Post-adoptive parents are also prone to experience depression after the adoption. This has been recognized by researchers, and the causes are being explored. They may range from personal stressors such as infertility and lack of parenting skills, to the emotional residue of past treatments and failures to conceive, lack of support for the adoption, and physical or emotional stresses of raising children.
Symptoms
Post-adoptive depression symptoms do not vary much from typical depression.
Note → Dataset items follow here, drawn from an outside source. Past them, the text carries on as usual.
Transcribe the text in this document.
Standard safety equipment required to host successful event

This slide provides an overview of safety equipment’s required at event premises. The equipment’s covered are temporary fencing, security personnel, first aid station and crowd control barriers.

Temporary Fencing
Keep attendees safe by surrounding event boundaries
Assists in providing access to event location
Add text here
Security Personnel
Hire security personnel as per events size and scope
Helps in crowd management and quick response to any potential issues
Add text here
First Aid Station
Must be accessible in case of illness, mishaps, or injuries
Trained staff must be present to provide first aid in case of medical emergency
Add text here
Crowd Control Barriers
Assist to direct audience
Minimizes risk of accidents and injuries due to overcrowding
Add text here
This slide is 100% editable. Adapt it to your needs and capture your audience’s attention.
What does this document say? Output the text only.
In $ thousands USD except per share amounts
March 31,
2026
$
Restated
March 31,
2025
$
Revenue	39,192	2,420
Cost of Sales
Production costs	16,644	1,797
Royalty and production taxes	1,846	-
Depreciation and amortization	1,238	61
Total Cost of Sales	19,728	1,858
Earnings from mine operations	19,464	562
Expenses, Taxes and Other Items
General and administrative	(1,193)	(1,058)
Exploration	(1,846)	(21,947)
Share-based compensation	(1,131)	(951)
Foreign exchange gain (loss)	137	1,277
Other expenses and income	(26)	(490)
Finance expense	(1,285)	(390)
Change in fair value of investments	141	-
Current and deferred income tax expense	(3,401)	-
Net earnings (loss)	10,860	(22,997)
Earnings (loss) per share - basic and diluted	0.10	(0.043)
These may include the following:
- A feeling of sadness or dejection persisting throughout the day for most days
- Not feeling interested or motivated to initiate or carry out activities which used to be attractive earlier
- Weight changes due to eating too little or too much
- Sleep disturbances such as insomnia, hypersomnia, or interrupted sleep
- Agitated behavior or anger
- Withdrawal from social interactions with peers or family
- Feelings of being worthless
- Guilt and shame about one’s own life
- Not being able to take simple decisions
- Always feeling tired
- Constant tension headaches
- Aches and pains without an identifiable physical basis
- Lack of concentration and forgetfulness
- Feeling of being overwhelmed by parenting and family responsibilities
- The thought that life is passing one by while one’s time and energy is occupied by the new child almost exclusively
- Suicidal thoughts or fixation upon thoughts of death
What Might Cause Post-Adoptive Depression?
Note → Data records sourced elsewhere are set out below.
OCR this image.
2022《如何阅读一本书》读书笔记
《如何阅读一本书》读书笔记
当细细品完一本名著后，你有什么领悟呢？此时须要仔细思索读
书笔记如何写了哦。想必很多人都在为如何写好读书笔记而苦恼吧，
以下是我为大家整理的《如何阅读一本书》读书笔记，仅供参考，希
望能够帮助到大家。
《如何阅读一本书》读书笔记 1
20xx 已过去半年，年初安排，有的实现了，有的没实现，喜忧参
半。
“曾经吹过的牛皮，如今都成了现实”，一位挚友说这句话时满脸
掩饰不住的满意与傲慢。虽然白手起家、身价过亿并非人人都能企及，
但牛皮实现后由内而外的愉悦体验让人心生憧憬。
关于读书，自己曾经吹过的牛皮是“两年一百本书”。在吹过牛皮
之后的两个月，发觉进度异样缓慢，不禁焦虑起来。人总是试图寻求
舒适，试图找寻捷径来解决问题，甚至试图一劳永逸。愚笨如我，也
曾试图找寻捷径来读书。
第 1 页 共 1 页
Biological birth is associated with many anxiety-inducing factors such as the wide fluctuation in hormone levels that accompanies pregnancy and delivery, the change in body shape and function, emotional liability, and physical stresses of childrearing. However, adoptive parents have their own set of stressors to face.
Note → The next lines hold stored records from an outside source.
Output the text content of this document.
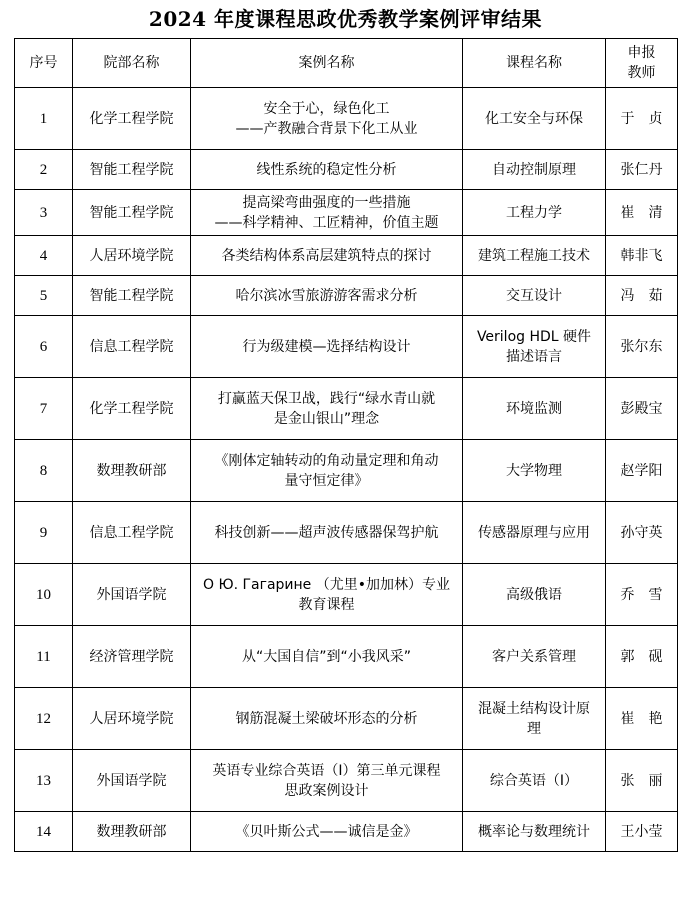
2024 年度课程思政优秀教学案例评审结果
序号	院部名称	案例名称	课程名称	申报
教师

1	化学工程学院	安全于心，绿色化工
——产教融合背景下化工从业	化工安全与环保	于　贞
2	智能工程学院	线性系统的稳定性分析	自动控制原理	张仁丹
3	智能工程学院	提高梁弯曲强度的一些措施
——科学精神、工匠精神，价值主题	工程力学	崔　清
4	人居环境学院	各类结构体系高层建筑特点的探讨	建筑工程施工技术	韩非飞
5	智能工程学院	哈尔滨冰雪旅游游客需求分析	交互设计	冯　茹
6	信息工程学院	行为级建模—选择结构设计	Verilog HDL 硬件
描述语言	张尔东
7	化学工程学院	打赢蓝天保卫战，践行“绿水青山就
是金山银山”理念	环境监测	彭殿宝
8	数理教研部	《刚体定轴转动的角动量定理和角动
量守恒定律》	大学物理	赵学阳
9	信息工程学院	科技创新——超声波传感器保驾护航	传感器原理与应用	孙守英
10	外国语学院	О Ю. Гагарине （尤里•加加林）专业
教育课程	高级俄语	乔　雪
11	经济管理学院	从“大国自信”到“小我风采”	客户关系管理	郭　砚
12	人居环境学院	钢筋混凝土梁破坏形态的分析	混凝土结构设计原
理	崔　艳
13	外国语学院	英语专业综合英语（I）第三单元课程
思政案例设计	综合英语（I）	张　丽
14	数理教研部	《贝叶斯公式——诚信是金》	概率论与数理统计	王小莹
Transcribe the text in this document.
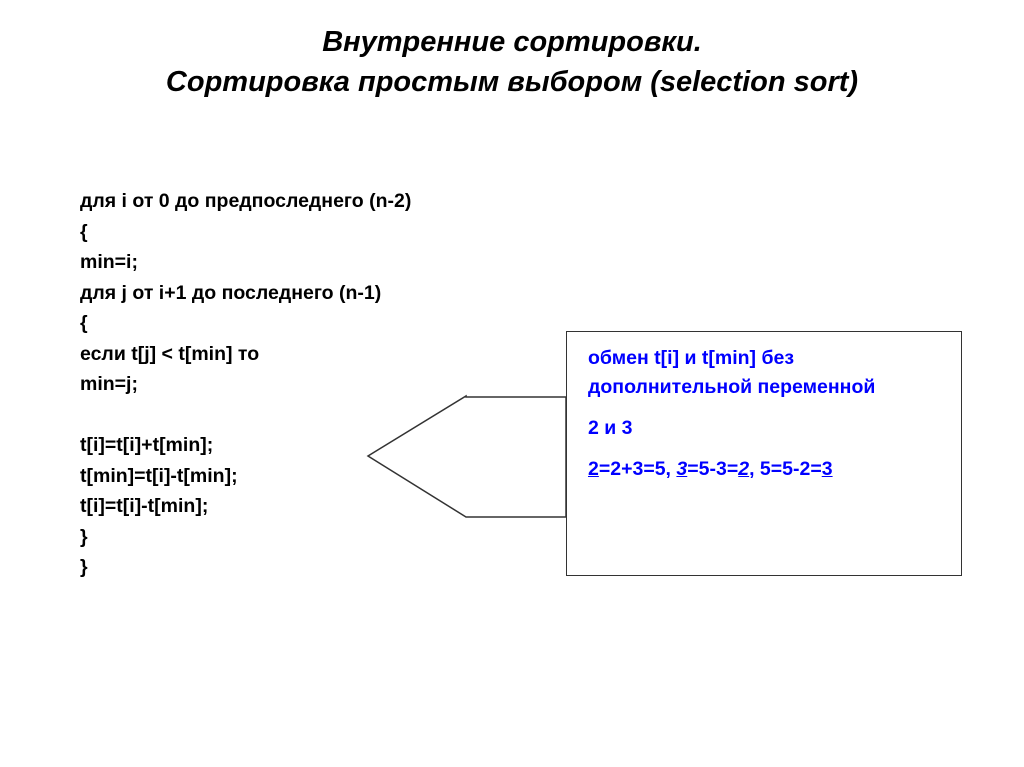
Внутренние сортировки.
Сортировка простым выбором (selection sort)
для i от 0 до предпоследнего (n-2)
{
min=i;
для j от i+1 до последнего (n-1)
{
если t[j] < t[min] то
min=j;
t[i]=t[i]+t[min];
t[min]=t[i]-t[min];
t[i]=t[i]-t[min];
}
}

обмен t[i] и t[min] без дополнительной переменной

2 и 3

2=2+3=5, 3=5-3=2, 5=5-2=3
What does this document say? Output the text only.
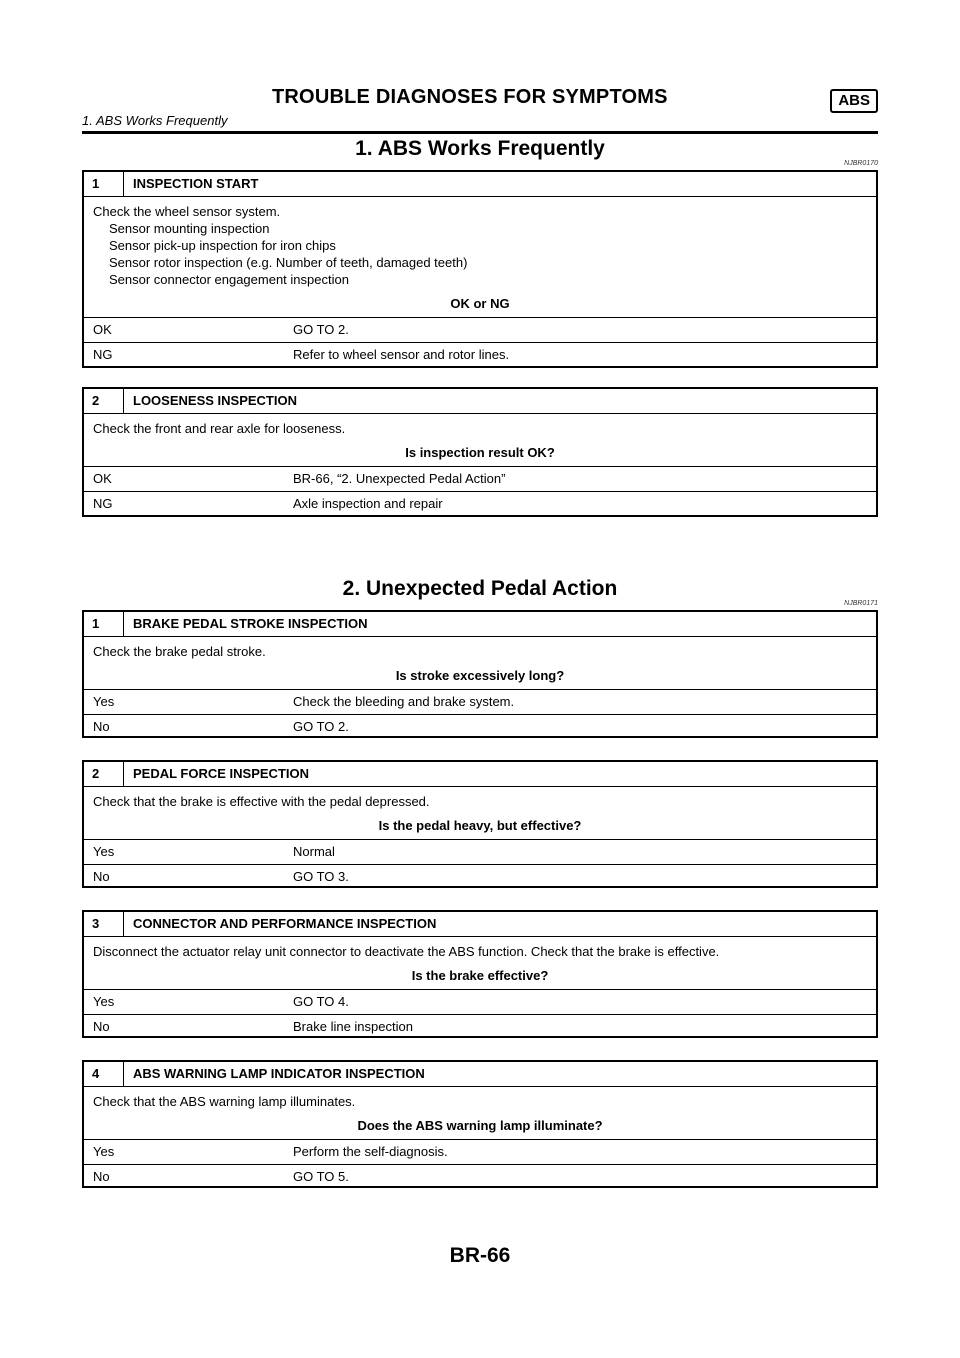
TROUBLE DIAGNOSES FOR SYMPTOMS	ABS
1. ABS Works Frequently
1. ABS Works Frequently
NJBR0170
1	INSPECTION START
Check the wheel sensor system.
Sensor mounting inspection
Sensor pick-up inspection for iron chips
Sensor rotor inspection (e.g. Number of teeth, damaged teeth)
Sensor connector engagement inspection
OK or NG
OK	GO TO 2.
NG	Refer to wheel sensor and rotor lines.
2	LOOSENESS INSPECTION
Check the front and rear axle for looseness.
Is inspection result OK?
OK	BR-66, “2. Unexpected Pedal Action”
NG	Axle inspection and repair
2. Unexpected Pedal Action
NJBR0171
1	BRAKE PEDAL STROKE INSPECTION
Check the brake pedal stroke.
Is stroke excessively long?
Yes	Check the bleeding and brake system.
No	GO TO 2.
2	PEDAL FORCE INSPECTION
Check that the brake is effective with the pedal depressed.
Is the pedal heavy, but effective?
Yes	Normal
No	GO TO 3.
3	CONNECTOR AND PERFORMANCE INSPECTION
Disconnect the actuator relay unit connector to deactivate the ABS function. Check that the brake is effective.
Is the brake effective?
Yes	GO TO 4.
No	Brake line inspection
4	ABS WARNING LAMP INDICATOR INSPECTION
Check that the ABS warning lamp illuminates.
Does the ABS warning lamp illuminate?
Yes	Perform the self-diagnosis.
No	GO TO 5.
BR-66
These include the past experience of infertility and its unsuccessful treatment in many cases, the feeling of lack of self-worth and social rejection, and the inflated expectation of a perfect family following adoption. Mistrust of the new child actually accepting the parents as his or her own parents, and a fear that bonding may not be perfectly achieved, add to these stresses.
These may be exacerbated by the long and demanding adoption process, which may be costly as well. The finding that all of society does not look upon an adopted child as kindly as the parents do may also contribute to the onset of depression, together with the normal stresses of parenting. Overall, however, adoptive women are not as depressed as postpartum mothers, when many measures are assessed.